Mum Guilt: Will He Ever Forgive Me?

Filmed in part the week before she was born, this was me and my boy’s announcement video for the arrival of his sister. And despite the fact there are only seven days separating that moment and this, even though I know the mum guilt had set in long before tonight and even with the excuse ‘she’s as much our gift to him as she is to ourselves’, right now I know our relationship has changed and that the real secret is: I’m not sure he’ll ever forgive me.

It’s just before 3.30am, I’m waiting up to apply his next dose of antibiotic eye cream. Or what feels like a further lashing of mum guilt! A reoccurring eye infection has been further aggravated by the fact that he hasn’t stop crying since we brought the baby home. Crying because she wasn’t the puppy he had been hoping for, crying because the baby in the belly game was actually real life; had he known he wouldn’t have encouraged it, crying because she now suckles from ‘his’ doodie, crying because she cries and because he’s no longer automatically first in line for comfort, crying because it won’t ever be just me and him and because like me no matter how much we love her, that tiny, little, beautiful baby feels like the most gigantic mountain between us!

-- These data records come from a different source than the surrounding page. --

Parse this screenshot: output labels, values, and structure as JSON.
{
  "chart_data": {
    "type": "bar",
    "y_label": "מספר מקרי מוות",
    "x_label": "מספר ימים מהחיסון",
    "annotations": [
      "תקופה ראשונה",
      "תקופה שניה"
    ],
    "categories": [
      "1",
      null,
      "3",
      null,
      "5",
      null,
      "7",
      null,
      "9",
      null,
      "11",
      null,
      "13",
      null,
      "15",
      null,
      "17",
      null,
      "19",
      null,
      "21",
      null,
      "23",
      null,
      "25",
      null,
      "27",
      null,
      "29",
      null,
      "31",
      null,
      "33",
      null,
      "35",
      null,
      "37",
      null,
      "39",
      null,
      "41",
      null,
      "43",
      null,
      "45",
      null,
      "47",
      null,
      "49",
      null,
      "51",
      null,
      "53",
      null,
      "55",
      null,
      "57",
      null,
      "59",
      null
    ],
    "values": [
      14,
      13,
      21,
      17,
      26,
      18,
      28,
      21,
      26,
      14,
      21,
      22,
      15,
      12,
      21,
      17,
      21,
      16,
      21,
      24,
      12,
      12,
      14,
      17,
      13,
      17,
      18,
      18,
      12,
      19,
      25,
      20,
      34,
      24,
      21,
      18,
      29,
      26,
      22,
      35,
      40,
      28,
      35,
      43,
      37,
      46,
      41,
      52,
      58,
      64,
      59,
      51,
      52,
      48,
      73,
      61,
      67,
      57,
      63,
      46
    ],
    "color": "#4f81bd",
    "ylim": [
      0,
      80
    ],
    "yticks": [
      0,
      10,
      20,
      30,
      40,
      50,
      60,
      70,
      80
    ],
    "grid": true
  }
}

Cream applied, my baby girl now needs me, she’s hungry!  Sat sore on stitches, with her in my arms and wincing as my uterus contracts, I’m smiling through hormonal tears feeling quite proud of myself and these babes I’ve made.  Watching her latched on where her brother once nursed, she’s the spit of him. The guilt still strong eases a bit with every inward guzzle she takes. I can watch her far more calmly than I ever could him: no longer my babe, but always my first!

As her limbs begin to  flop and her soft spot starts to pop back up that ever present guilt ebbs. I start to think of the future of how pretty certain I am that like me and my brothers she’s going to be the best of friends with hers because even though it is an end of an era, at twenty months he won’t forgive me and I probably will have to get that puppy (to make us all feel better), but he’ll forget and she’ll become so ingrained in his life that his love for her will be no different than his love for me or his dad.  As long past all this (twenty months is a blip in the long haul of life) the biggest problem will always be me as I’ll never forget because I’m his mum and this guilt is a burden I’ll always have to bare, knowing that I evolved our lives and sacrificed the relationship we had the way it was just me and him so that we three could be one more;

The Boos and The Berrit, Plus Dad to make four! xxxx

 

8 Comments

  1. Mary
    12th July 2018 / 5:26 pm

    Exactly how I felt gorgeous girl, but then I went back and had another.
    We will always have mother’s guilt!! No matter what…..
    But I see them all now, 4.5yrs, 2.5yrs and 1yr playing together and you know you have done the right thing..they will always have a bond and be the best of friends Just know you have made two special and gorgeous humans…!
    Here’s to your gorgeous babies and to possibly a third Boo!!!!

    • Booberrit
      Author
      13th July 2018 / 12:15 am

      Love you, needed that! 😘

  2. 15th July 2018 / 2:26 am

    Oh darling, this guilt is so so naturally. Although it doesn’t make it easier. And of course, he’ll forgive you. He is still so little and soon he’ll forget what life was like before his little sister came on the scene. And they will be the best of friends. You’ll watch them play together or walk hand in hand and you’ll wonder why you ever felt guilty. But we’re mums and we do feel guilty. That is a sign that we are amazing Mums and we love our children so much. Because no matter what we do for them it will never be enough. You’re an amazing mummy. Never forget that. Hugs Lucy xxxx

    • Booberrit
      Author
      16th July 2018 / 3:32 am

      Thanks so much! I’m sure the hormones enhance the feelings and that he probably doesn’t feel as bad as I do, but he’s my first and we’ve become such buddies…Although I think I’m gonna get relegated once Penelope is a bit more robust and can run about with him! 🙂

  3. 16th July 2018 / 3:12 pm

    Oh it’s a shame you feel that way! I’m sure they will become the best of friends and you’ll always still have a special relationship with your children regardless of how many you may have! Growing up me and my siblings never even thought about blaming our mum for having more of it, it was great!!

    • Booberrit
      Author
      17th July 2018 / 4:17 am

      I think you’re right! I think the biggest pain of being a mum though, is watching your babies grow up, its inevitable however you can’t help but see them as your babies no matter how big they get-I’m definitely gonna be that annoying over baring mother! lol

  4. 16th July 2018 / 4:59 pm

    I’m sure they’ll become best friends over time! I’m an only child and always wished I had a brother or sister to keep my company.

    • Booberrit
      Author
      17th July 2018 / 4:15 am

      Aw, thank you for your lovely comment! I think you’re right.